Opinie: “Cultuursector in de knel: meer dan een maatschappelijk probleem alleen”
24 november 2022
Dr. Hugo Erken, Hoofd Nederlandse Economie van Rabobank / RaboResearch schreef een column over het belang van het koesteren van muziekpodia
"We mogen weer! Na twee jaar van bijna volledige stilstand door corona heb ik met mijn indie-popband (Overdwars) dit jaar eindelijk weer kunnen optreden. De vraag is echter: hoe lang nog? Mijn oog viel recent op een alarmerend artikel in het AD, waarin zorgen werden geuit over de toekomst van poppodia, musea en theaters. Tachtig procent van de poppodia en festivals verwacht op korte termijn in de financiële problemen te komen door de torenhoge kosten voor energie, de aanhoudende personeelstekorten en achterblijvende indexatie van subsidies."

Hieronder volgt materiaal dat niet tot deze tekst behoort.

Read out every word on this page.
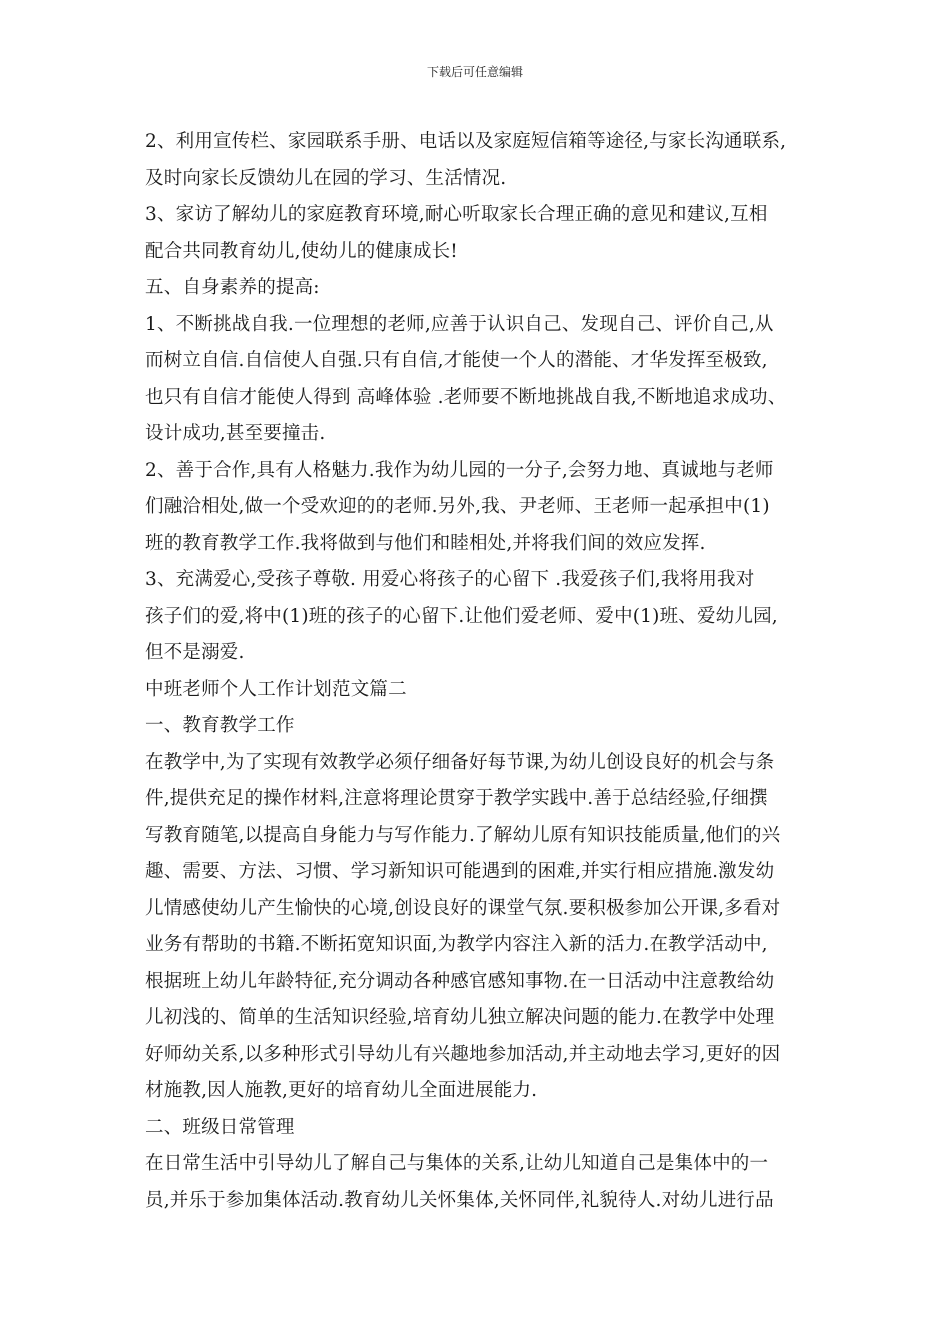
下载后可任意编辑
2、利用宣传栏、家园联系手册、电话以及家庭短信箱等途径,与家长沟通联系,
及时向家长反馈幼儿在园的学习、生活情况.
3、家访了解幼儿的家庭教育环境,耐心听取家长合理正确的意见和建议,互相
配合共同教育幼儿,使幼儿的健康成长!
五、自身素养的提高:
1、不断挑战自我.一位理想的老师,应善于认识自己、发现自己、评价自己,从
而树立自信.自信使人自强.只有自信,才能使一个人的潜能、才华发挥至极致,
也只有自信才能使人得到 高峰体验 .老师要不断地挑战自我,不断地追求成功、
设计成功,甚至要撞击.
2、善于合作,具有人格魅力.我作为幼儿园的一分子,会努力地、真诚地与老师
们融洽相处,做一个受欢迎的的老师.另外,我、尹老师、王老师一起承担中(1)
班的教育教学工作.我将做到与他们和睦相处,并将我们间的效应发挥.
3、充满爱心,受孩子尊敬. 用爱心将孩子的心留下 .我爱孩子们,我将用我对
孩子们的爱,将中(1)班的孩子的心留下.让他们爱老师、爱中(1)班、爱幼儿园,
但不是溺爱.
中班老师个人工作计划范文篇二
一、教育教学工作
在教学中,为了实现有效教学必须仔细备好每节课,为幼儿创设良好的机会与条
件,提供充足的操作材料,注意将理论贯穿于教学实践中.善于总结经验,仔细撰
写教育随笔,以提高自身能力与写作能力.了解幼儿原有知识技能质量,他们的兴
趣、需要、方法、习惯、学习新知识可能遇到的困难,并实行相应措施.激发幼
儿情感使幼儿产生愉快的心境,创设良好的课堂气氛.要积极参加公开课,多看对
业务有帮助的书籍.不断拓宽知识面,为教学内容注入新的活力.在教学活动中,
根据班上幼儿年龄特征,充分调动各种感官感知事物.在一日活动中注意教给幼
儿初浅的、简单的生活知识经验,培育幼儿独立解决问题的能力.在教学中处理
好师幼关系,以多种形式引导幼儿有兴趣地参加活动,并主动地去学习,更好的因
材施教,因人施教,更好的培育幼儿全面进展能力.
二、班级日常管理
在日常生活中引导幼儿了解自己与集体的关系,让幼儿知道自己是集体中的一
员,并乐于参加集体活动.教育幼儿关怀集体,关怀同伴,礼貌待人.对幼儿进行品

Daarnaast heeft deze gehele cultuursector uiteraard al een fikse klap gehad door de coronacrisis. De voorzitter van de Vereniging Nederlandse Poppodia en Festivals (VNPF) luidde dan ook de noodklok: “Als er niet snel iets gebeurt, dan komt het voortbestaan van livemuziek in gevaar.”
Als amateur-drummer vind ik het natuurlijk vreselijk als er straks geen podia meer zijn waar we kunnen spelen. Maar als econoom denk ik daar misschien heel anders over.
Want wat is nou eigenlijk het economisch-maatschappelijk belang van al die muziek-/poppodia, musea en theaters? Als we kijken naar CBS-cijfers, dan gaat het in totaal (plus bijbehorende diensten) om zo’n 50.000 banen, ofwel 0,6 procent van alle banen in Nederland.
Niet wereldschokkend. Zelfs als we de extra werkgelegenheid in aanverwante sectoren – denk aan geluid en techniek, schoonmaakbedrijven, muziekcafés en restaurants – meetellen, dan is de sector nog altijd relatief klein. Toegegeven, in de economische statistieken zien we de vele vrijwilligers die er actief zijn over het hoofd. En dat zijn er heel wat. Alleen al bij musea gaat het om meer dan 30.000 mensen en bij professionele podiumkunsten om 10.000.
Lees hier de rest van de column.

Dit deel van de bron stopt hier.